Again, take Kid’s See Ghosts as an example. Within this album you get a full view into Kanye West’s struggle with bipolar disorder and Kid Cudi’s battle with depression. Within the 24 minute run time you get hope (Feel the Love), hubris (Fire, 4th Dimension, Freeee), recovery (Reborn), with everything being resolved through a transition back to hope and the opportunity for a better life for our two artists (Kids See Ghosts, Cudi Montage). All of this is done alongside beautiful production, original songwriting and heartstring pulling lyricism. Neither artist really needed to say anything more.

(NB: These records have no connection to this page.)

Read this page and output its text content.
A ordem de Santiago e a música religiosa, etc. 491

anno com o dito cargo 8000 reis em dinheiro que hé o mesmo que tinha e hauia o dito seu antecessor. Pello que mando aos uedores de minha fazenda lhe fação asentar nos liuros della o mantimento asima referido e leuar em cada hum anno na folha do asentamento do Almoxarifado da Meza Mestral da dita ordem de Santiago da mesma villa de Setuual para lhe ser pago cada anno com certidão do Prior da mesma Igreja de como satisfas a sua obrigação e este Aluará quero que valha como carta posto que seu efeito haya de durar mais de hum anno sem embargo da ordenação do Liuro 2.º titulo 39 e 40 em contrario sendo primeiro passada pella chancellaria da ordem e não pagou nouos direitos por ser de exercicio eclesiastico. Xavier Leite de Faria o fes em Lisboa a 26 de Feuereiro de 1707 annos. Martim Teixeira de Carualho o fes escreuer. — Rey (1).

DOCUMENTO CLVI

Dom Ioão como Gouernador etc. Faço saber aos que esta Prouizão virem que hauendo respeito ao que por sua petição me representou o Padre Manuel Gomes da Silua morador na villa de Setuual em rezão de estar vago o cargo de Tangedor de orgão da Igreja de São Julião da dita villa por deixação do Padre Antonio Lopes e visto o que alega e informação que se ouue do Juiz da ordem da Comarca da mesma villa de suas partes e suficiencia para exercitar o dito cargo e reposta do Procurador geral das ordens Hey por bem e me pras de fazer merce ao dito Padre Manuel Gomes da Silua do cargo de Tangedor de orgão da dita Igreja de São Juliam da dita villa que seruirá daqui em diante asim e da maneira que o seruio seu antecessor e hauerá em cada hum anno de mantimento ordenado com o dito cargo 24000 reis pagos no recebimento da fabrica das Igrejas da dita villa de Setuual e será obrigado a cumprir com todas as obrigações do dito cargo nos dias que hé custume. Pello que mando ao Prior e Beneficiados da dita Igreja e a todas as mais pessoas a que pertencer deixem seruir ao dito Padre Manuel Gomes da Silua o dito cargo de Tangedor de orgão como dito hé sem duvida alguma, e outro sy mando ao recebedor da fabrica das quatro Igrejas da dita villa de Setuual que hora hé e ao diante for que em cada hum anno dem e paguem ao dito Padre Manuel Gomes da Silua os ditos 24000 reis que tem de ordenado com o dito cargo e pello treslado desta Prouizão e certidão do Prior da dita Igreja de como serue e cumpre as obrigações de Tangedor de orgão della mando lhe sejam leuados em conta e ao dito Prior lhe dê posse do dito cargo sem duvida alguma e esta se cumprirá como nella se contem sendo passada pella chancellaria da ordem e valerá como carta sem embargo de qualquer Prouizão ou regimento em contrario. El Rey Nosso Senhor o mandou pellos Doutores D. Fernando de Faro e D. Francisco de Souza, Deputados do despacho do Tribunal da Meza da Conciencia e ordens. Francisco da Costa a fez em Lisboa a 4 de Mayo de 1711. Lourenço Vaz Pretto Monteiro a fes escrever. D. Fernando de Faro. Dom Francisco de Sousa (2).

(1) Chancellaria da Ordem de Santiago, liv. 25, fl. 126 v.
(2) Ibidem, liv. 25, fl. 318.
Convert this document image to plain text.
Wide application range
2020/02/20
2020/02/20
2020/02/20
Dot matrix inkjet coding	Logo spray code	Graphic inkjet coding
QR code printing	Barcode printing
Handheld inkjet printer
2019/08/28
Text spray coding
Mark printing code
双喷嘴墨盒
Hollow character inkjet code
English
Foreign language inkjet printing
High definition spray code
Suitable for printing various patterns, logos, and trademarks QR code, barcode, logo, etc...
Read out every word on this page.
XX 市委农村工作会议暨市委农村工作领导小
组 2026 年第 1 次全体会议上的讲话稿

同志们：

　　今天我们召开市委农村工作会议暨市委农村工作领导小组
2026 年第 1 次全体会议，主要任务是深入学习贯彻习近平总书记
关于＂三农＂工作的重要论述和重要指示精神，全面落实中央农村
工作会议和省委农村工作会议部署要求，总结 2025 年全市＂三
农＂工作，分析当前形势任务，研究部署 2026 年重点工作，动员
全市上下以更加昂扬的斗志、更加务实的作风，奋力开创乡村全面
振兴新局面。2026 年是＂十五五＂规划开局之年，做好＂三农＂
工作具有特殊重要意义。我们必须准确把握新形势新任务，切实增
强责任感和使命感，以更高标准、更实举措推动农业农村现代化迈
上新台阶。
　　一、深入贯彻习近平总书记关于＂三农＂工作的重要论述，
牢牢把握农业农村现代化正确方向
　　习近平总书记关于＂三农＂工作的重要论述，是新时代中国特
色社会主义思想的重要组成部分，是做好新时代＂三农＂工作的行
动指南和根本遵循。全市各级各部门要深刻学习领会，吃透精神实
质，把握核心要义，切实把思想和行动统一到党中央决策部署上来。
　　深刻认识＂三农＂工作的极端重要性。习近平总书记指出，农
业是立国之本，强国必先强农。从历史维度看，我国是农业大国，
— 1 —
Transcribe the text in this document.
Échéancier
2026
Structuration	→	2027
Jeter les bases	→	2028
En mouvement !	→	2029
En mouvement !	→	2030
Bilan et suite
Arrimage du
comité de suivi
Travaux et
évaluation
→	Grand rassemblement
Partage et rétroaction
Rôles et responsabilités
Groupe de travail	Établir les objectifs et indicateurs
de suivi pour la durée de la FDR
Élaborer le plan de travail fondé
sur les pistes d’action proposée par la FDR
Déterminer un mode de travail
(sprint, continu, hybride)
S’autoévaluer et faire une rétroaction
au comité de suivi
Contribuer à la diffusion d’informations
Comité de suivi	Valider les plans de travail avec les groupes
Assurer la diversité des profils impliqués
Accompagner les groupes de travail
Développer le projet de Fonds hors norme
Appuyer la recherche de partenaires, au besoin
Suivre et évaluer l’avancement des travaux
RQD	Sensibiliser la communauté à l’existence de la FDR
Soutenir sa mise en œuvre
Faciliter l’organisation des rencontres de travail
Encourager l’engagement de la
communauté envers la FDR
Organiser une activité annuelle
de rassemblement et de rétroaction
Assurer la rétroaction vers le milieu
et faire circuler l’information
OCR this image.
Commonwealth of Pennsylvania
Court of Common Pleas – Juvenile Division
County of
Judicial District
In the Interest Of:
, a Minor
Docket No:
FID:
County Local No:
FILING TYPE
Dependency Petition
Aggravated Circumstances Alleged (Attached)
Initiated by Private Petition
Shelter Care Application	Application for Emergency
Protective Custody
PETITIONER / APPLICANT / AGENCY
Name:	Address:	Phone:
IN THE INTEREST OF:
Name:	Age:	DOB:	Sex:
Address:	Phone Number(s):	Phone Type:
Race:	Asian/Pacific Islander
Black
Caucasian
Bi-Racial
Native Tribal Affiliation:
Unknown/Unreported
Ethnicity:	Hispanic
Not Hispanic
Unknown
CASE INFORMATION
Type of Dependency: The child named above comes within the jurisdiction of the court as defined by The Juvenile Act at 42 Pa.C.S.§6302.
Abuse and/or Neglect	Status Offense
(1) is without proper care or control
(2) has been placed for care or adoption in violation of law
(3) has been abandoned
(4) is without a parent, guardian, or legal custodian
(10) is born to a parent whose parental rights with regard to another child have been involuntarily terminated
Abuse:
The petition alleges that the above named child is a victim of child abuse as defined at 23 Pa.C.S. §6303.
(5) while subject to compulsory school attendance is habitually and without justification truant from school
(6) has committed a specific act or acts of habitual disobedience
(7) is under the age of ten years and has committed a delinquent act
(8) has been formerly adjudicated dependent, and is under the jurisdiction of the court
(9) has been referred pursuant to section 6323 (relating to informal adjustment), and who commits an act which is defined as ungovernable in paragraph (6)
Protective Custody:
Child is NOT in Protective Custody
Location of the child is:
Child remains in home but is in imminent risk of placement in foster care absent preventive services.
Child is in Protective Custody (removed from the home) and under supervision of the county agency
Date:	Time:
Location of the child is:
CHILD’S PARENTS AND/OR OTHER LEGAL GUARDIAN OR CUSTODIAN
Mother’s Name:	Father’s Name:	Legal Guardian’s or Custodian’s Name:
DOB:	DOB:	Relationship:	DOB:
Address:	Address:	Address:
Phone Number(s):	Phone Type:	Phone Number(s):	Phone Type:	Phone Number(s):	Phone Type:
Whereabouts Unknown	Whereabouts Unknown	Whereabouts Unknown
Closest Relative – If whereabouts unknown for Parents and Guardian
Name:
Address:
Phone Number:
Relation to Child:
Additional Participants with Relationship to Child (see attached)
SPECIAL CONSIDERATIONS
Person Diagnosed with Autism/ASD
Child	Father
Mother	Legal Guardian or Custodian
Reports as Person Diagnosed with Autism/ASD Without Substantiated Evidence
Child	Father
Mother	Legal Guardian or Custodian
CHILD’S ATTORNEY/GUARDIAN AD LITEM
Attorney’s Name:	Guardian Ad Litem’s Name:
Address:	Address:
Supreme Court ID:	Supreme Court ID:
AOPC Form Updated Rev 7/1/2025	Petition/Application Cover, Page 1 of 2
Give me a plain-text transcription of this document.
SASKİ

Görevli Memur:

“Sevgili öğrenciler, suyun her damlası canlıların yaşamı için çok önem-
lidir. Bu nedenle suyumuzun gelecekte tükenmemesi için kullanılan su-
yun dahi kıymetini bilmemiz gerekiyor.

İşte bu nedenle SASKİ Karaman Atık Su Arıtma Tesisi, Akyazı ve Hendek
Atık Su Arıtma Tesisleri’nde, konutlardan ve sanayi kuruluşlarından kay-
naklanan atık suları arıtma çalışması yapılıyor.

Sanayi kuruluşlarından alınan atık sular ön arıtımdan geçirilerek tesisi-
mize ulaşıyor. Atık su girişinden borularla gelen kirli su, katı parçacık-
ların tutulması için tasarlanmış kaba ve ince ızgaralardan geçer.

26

This well-roundedness can equally be extended to themes of bombastic audacity explored on UNLOCKED, the resilient anti-establishment themes of protest on Fela Kuti’s Expensive Shit, and the grim picture of humanity painted on Reign in Blood. All three of these are under thirty minutes, and needn’t be longer. All of the aforementioned themes have been explored through longer albums that are equally as acclaimed, yet this does not make these longer projects intrinsically better. Matter of fact, the two separate art forms of the long album and the short album stand very much shoulder to shoulder if they are done well.

Resolve

I won’t stop listening to UNLOCKED for a while. The same can be extended to several other projects mentioned within this article. This is not despite the album's short length, but because of it. The point of this article is to encourage those of you who might be opposed to petit projects to give them a fair shot. We are told size isn’t everything (thank God), and this applies in spades to music projects. The art of the short album is a difficult art to execute, yet a rewarding one to consume.